CGIAR’s plant breeding program has made major contributions to global food security since the mid 1960s, but there is evidence that the rate of adoption of new varieties has slowed. CtEH will support the acceleration of breeding cycles and application of modern breeding methods needed for both productivity gains and climate change adaptation. Farmers need varieties bred in and for the current climate, but are generally using varieties selected 20-30 years ago. In addition, many new varieties are insufficiently improved to induce farmers to adopt them. Prioritization of crops by specific geographies is based on projected benefits to poverty reduction and nutrition, and is an integral dimension of the modernization effort. Using market research, crop breeders gain greater awareness of the traits preferred by men and women farmers, consumers and others along the value chain, integrating them into “product profiles” that guide breeding. Delivery of varieties is done through integrated partnerships and linkages to seed systems in-country, in which national regulatory agencies take responsibility for the release of improved seeds, while public agencies, community organizations and private seed companies undertake multiplication, distribution and promotion to reach farmers’ fields.
In 2017-18, a multi-Funder group, including the United States Agency for International Development (USAID), the Bill & Melinda Gates Foundation (BMGF), the UK Foreign, Commonwealth and Development Office (FCDO), the German Federal Ministry for Economic Cooperation and Development (BMZ) and the Australian Centre for International Agricultural Research (ACIAR), agreed to launch a modernization program for public plant breeding in lower-income countries. The CtEH initiative will invigorate breeding for the staple crops most important to smallholder farmers and poor consumers.
How does it work?
CtEH supports focused, science-based, well-resourced and long-term CGIAR Programs and investments in modern plant breeding on priority crops, which build on:
- CGIAR’s demonstrated impact on food security and poverty reduction through plant breeding;
- CGIAR’s comparative advantages in global public goods research on crop breeding and genetics;
- CGIAR’s central role and responsibility for the conservation and characterization of the world’s crop biodiversity, which is held in trust by CGIAR Research Centers for the world community.

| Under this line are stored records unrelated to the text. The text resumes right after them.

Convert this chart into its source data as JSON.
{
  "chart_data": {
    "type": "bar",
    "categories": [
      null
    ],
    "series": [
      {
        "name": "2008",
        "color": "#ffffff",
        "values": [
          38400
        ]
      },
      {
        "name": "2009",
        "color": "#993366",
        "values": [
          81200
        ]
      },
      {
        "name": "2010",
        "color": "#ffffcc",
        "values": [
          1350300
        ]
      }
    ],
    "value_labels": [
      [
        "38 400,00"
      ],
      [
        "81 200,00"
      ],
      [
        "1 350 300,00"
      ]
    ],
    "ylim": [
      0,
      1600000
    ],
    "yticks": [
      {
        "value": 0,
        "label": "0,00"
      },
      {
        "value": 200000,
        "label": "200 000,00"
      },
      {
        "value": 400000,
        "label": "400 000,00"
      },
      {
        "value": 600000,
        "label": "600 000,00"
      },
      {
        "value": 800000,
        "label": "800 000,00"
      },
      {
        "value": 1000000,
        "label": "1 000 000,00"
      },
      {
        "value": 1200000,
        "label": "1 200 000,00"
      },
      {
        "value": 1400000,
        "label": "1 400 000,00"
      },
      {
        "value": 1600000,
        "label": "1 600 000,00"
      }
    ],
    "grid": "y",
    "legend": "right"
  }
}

This initiative aims to accelerate a transition in CGIAR crop breeding to address very different challenges from those faced in the Green Revolution. Twenty CGIAR crops, including cereals, legumes and root crops, have been chosen for this breeding initiative.
One part of this challenge is for breeding to modernize in terms of its objectives beyond pure yield gain – to address the expanding demand for improved varieties to meet biotic and abiotic stresses, such as climate change and environmental degradation, and to include a wider set of nutritional and market traits, as well as traits relevant to both end-users and value chains, which would increase the adoption rate of newly-bred varieties.

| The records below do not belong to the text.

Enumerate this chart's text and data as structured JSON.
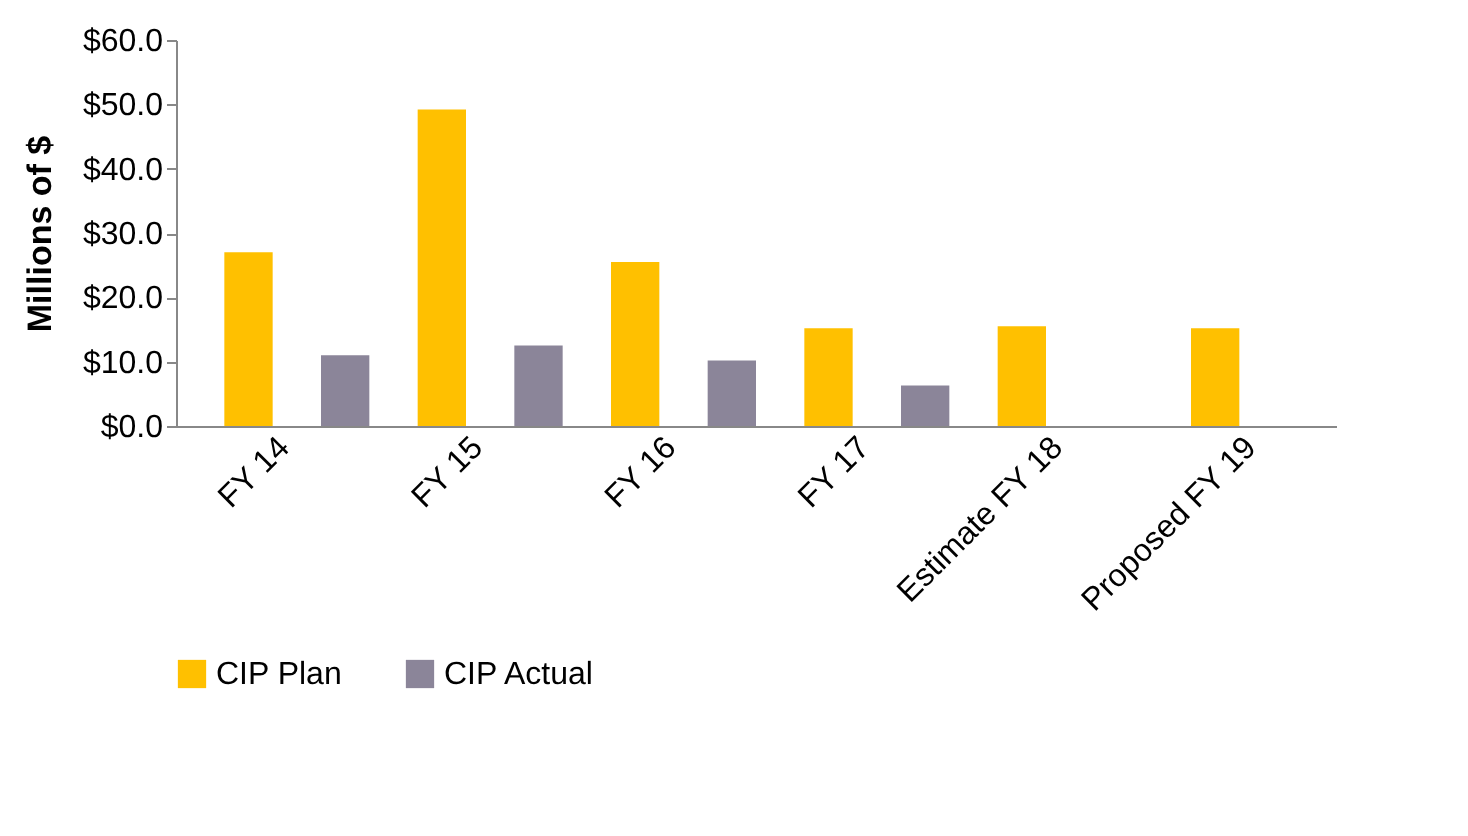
{
  "chart_data": {
    "type": "bar",
    "ylabel": "Millions of $",
    "categories": [
      "FY 14",
      "FY 15",
      "FY 16",
      "FY 17",
      "Estimate FY 18",
      "Proposed FY 19"
    ],
    "series": [
      {
        "name": "CIP Plan",
        "color": "#ffc000",
        "values": [
          27.0,
          49.2,
          25.5,
          15.2,
          15.5,
          15.2
        ]
      },
      {
        "name": "CIP Actual",
        "color": "#8b8599",
        "values": [
          11.0,
          12.5,
          10.2,
          6.3,
          null,
          null
        ]
      }
    ],
    "ylim": [
      0,
      60
    ],
    "yticks": [
      {
        "value": 0,
        "label": "$0.0"
      },
      {
        "value": 10,
        "label": "$10.0"
      },
      {
        "value": 20,
        "label": "$20.0"
      },
      {
        "value": 30,
        "label": "$30.0"
      },
      {
        "value": 40,
        "label": "$40.0"
      },
      {
        "value": 50,
        "label": "$50.0"
      },
      {
        "value": 60,
        "label": "$60.0"
      }
    ],
    "grid": false,
    "legend": "bottom"
  }
}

The first step towards modernization of breeding programs is to identify the gaps – the areas that need to be addressed or improved. The Breeding Program Assessment Tool (BPAT) has been developed for this purpose. The deployment of BPAT has been administered by the University of Queensland and has now been used to assess the breeding programs across CGIAR Research Centers. Examples of gaps include cross-CGIAR data management tools, access to low-cost genotyping, and sharing high-quality technical advice across programs and with partners.
What will result?
This process of improvement and modernization of CGIAR breeding programs will provide multiple benefits:
- For a given level of investment it is anticipated that each breeding program will achieve increased rates of genetic gain and scale of impact – through adoption of farmer-preferred, market-demanded, climate-resilient varieties.
- There will be further opportunity to integrate and support allied CGIAR crop programs, and to apply best practices across CGIAR Research Centers.

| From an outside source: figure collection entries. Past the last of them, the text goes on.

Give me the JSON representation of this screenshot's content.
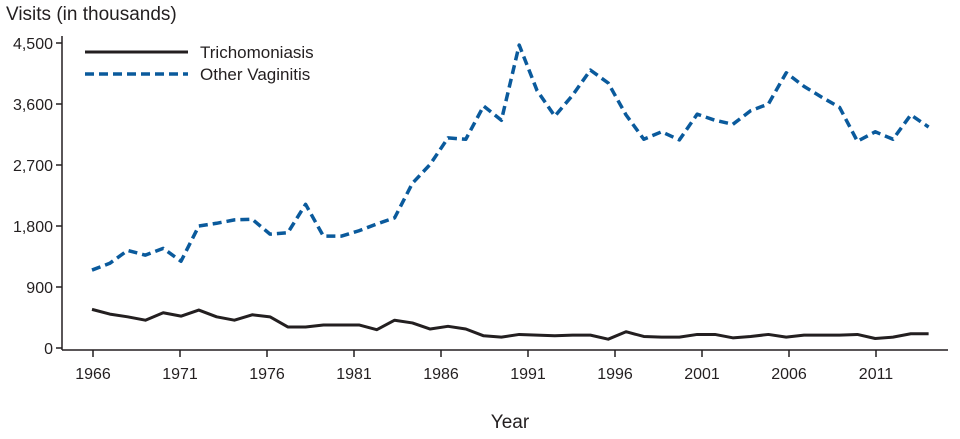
{
  "chart_data": {
    "type": "line",
    "title": "",
    "ylabel": "Visits (in thousands)",
    "xlabel": "Year",
    "ylim": [
      0,
      4500
    ],
    "xlim": [
      1966,
      2013
    ],
    "yticks": [
      "0",
      "900",
      "1,800",
      "2,700",
      "3,600",
      "4,500"
    ],
    "ytick_values": [
      0,
      900,
      1800,
      2700,
      3600,
      4500
    ],
    "xticks": [
      "1966",
      "1971",
      "1976",
      "1981",
      "1986",
      "1991",
      "1996",
      "2001",
      "2006",
      "2011"
    ],
    "xtick_values": [
      1966,
      1971,
      1976,
      1981,
      1986,
      1991,
      1996,
      2001,
      2006,
      2011
    ],
    "grid": false,
    "legend": "top-left",
    "x": [
      1966,
      1967,
      1968,
      1969,
      1970,
      1971,
      1972,
      1973,
      1974,
      1975,
      1976,
      1977,
      1978,
      1979,
      1980,
      1981,
      1982,
      1983,
      1984,
      1985,
      1986,
      1987,
      1988,
      1989,
      1990,
      1991,
      1992,
      1993,
      1994,
      1995,
      1996,
      1997,
      1998,
      1999,
      2000,
      2001,
      2002,
      2003,
      2004,
      2005,
      2006,
      2007,
      2008,
      2009,
      2010,
      2011,
      2012,
      2013
    ],
    "series": [
      {
        "name": "Trichomoniasis",
        "color": "#231f20",
        "style": "solid",
        "values": [
          570,
          500,
          460,
          410,
          520,
          470,
          560,
          460,
          410,
          490,
          460,
          310,
          310,
          340,
          340,
          340,
          270,
          410,
          370,
          280,
          320,
          280,
          180,
          160,
          200,
          190,
          180,
          190,
          190,
          130,
          240,
          170,
          160,
          160,
          200,
          200,
          150,
          170,
          200,
          160,
          190,
          190,
          190,
          200,
          140,
          160,
          210,
          210
        ]
      },
      {
        "name": "Other Vaginitis",
        "color": "#0a5a9c",
        "style": "dashed",
        "values": [
          1150,
          1250,
          1440,
          1370,
          1470,
          1280,
          1800,
          1840,
          1890,
          1900,
          1680,
          1700,
          2120,
          1650,
          1650,
          1730,
          1830,
          1920,
          2430,
          2710,
          3100,
          3080,
          3570,
          3360,
          4470,
          3800,
          3420,
          3730,
          4100,
          3910,
          3440,
          3080,
          3190,
          3070,
          3450,
          3360,
          3300,
          3500,
          3600,
          4060,
          3860,
          3700,
          3550,
          3050,
          3190,
          3080,
          3440,
          3260
        ]
      }
    ]
  }
}
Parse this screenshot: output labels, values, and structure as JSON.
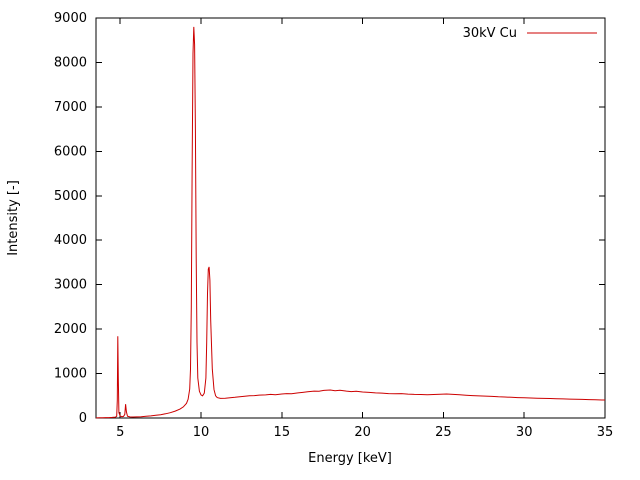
{
  "chart_data": {
    "type": "line",
    "title": "",
    "xlabel": "Energy [keV]",
    "ylabel": "Intensity [-]",
    "xlim": [
      3.5,
      35
    ],
    "ylim": [
      0,
      9000
    ],
    "xticks": [
      5,
      10,
      15,
      20,
      25,
      30,
      35
    ],
    "yticks": [
      0,
      1000,
      2000,
      3000,
      4000,
      5000,
      6000,
      7000,
      8000,
      9000
    ],
    "grid": false,
    "legend_position": "top-right",
    "series": [
      {
        "name": "30kV Cu",
        "color": "#cc0000",
        "points": [
          [
            3.5,
            2
          ],
          [
            3.7,
            4
          ],
          [
            3.9,
            6
          ],
          [
            4.1,
            8
          ],
          [
            4.3,
            10
          ],
          [
            4.5,
            14
          ],
          [
            4.7,
            20
          ],
          [
            4.78,
            40
          ],
          [
            4.82,
            400
          ],
          [
            4.85,
            1840
          ],
          [
            4.88,
            900
          ],
          [
            4.92,
            120
          ],
          [
            5.0,
            45
          ],
          [
            5.1,
            30
          ],
          [
            5.2,
            35
          ],
          [
            5.28,
            80
          ],
          [
            5.33,
            310
          ],
          [
            5.38,
            140
          ],
          [
            5.45,
            40
          ],
          [
            5.6,
            25
          ],
          [
            5.8,
            22
          ],
          [
            6.0,
            25
          ],
          [
            6.3,
            30
          ],
          [
            6.6,
            38
          ],
          [
            6.9,
            48
          ],
          [
            7.2,
            60
          ],
          [
            7.5,
            75
          ],
          [
            7.8,
            95
          ],
          [
            8.1,
            120
          ],
          [
            8.4,
            155
          ],
          [
            8.7,
            200
          ],
          [
            8.9,
            250
          ],
          [
            9.1,
            330
          ],
          [
            9.2,
            420
          ],
          [
            9.3,
            650
          ],
          [
            9.35,
            1100
          ],
          [
            9.4,
            2500
          ],
          [
            9.45,
            5500
          ],
          [
            9.5,
            8200
          ],
          [
            9.55,
            8800
          ],
          [
            9.6,
            8400
          ],
          [
            9.65,
            6500
          ],
          [
            9.7,
            3600
          ],
          [
            9.75,
            1700
          ],
          [
            9.8,
            900
          ],
          [
            9.9,
            600
          ],
          [
            10.0,
            520
          ],
          [
            10.1,
            500
          ],
          [
            10.2,
            560
          ],
          [
            10.3,
            900
          ],
          [
            10.35,
            1700
          ],
          [
            10.4,
            2800
          ],
          [
            10.45,
            3350
          ],
          [
            10.5,
            3400
          ],
          [
            10.55,
            3100
          ],
          [
            10.6,
            2200
          ],
          [
            10.7,
            1100
          ],
          [
            10.8,
            640
          ],
          [
            10.9,
            500
          ],
          [
            11.0,
            460
          ],
          [
            11.2,
            440
          ],
          [
            11.5,
            445
          ],
          [
            11.8,
            455
          ],
          [
            12.1,
            465
          ],
          [
            12.4,
            480
          ],
          [
            12.7,
            490
          ],
          [
            13.0,
            500
          ],
          [
            13.3,
            505
          ],
          [
            13.6,
            515
          ],
          [
            14.0,
            520
          ],
          [
            14.3,
            530
          ],
          [
            14.6,
            525
          ],
          [
            15.0,
            540
          ],
          [
            15.3,
            550
          ],
          [
            15.6,
            545
          ],
          [
            16.0,
            565
          ],
          [
            16.3,
            575
          ],
          [
            16.6,
            590
          ],
          [
            17.0,
            605
          ],
          [
            17.3,
            600
          ],
          [
            17.6,
            620
          ],
          [
            18.0,
            630
          ],
          [
            18.3,
            615
          ],
          [
            18.6,
            625
          ],
          [
            19.0,
            605
          ],
          [
            19.3,
            595
          ],
          [
            19.6,
            600
          ],
          [
            20.0,
            585
          ],
          [
            20.4,
            575
          ],
          [
            20.8,
            565
          ],
          [
            21.2,
            560
          ],
          [
            21.6,
            550
          ],
          [
            22.0,
            545
          ],
          [
            22.4,
            548
          ],
          [
            22.8,
            538
          ],
          [
            23.2,
            532
          ],
          [
            23.6,
            528
          ],
          [
            24.0,
            522
          ],
          [
            24.4,
            528
          ],
          [
            24.8,
            535
          ],
          [
            25.2,
            540
          ],
          [
            25.6,
            532
          ],
          [
            26.0,
            522
          ],
          [
            26.4,
            512
          ],
          [
            26.8,
            505
          ],
          [
            27.2,
            498
          ],
          [
            27.6,
            492
          ],
          [
            28.0,
            486
          ],
          [
            28.4,
            478
          ],
          [
            28.8,
            472
          ],
          [
            29.2,
            466
          ],
          [
            29.6,
            460
          ],
          [
            30.0,
            455
          ],
          [
            30.4,
            450
          ],
          [
            30.8,
            446
          ],
          [
            31.2,
            442
          ],
          [
            31.6,
            438
          ],
          [
            32.0,
            434
          ],
          [
            32.4,
            430
          ],
          [
            32.8,
            426
          ],
          [
            33.2,
            422
          ],
          [
            33.6,
            418
          ],
          [
            34.0,
            414
          ],
          [
            34.4,
            410
          ],
          [
            34.8,
            406
          ],
          [
            35.0,
            404
          ]
        ]
      }
    ]
  }
}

- A stronger partnership and closer cooperation with national breeding programs, including national research institutes, universities and small and medium-sized enterprises in the private sector in low-income countries, as well as multilateral seed companies and advanced research institutes.
- Adopting standardized ways of reporting needs, opportunities and progress will provide Funders with a transparent view of where and how they are getting high rates of return for their investment.
With this new initiative, CGIAR will enhance its contributions to the Sustainable Development Goals towards 2030 through high-priority staple crops tailored for the specific needs of targeted regions and their populations.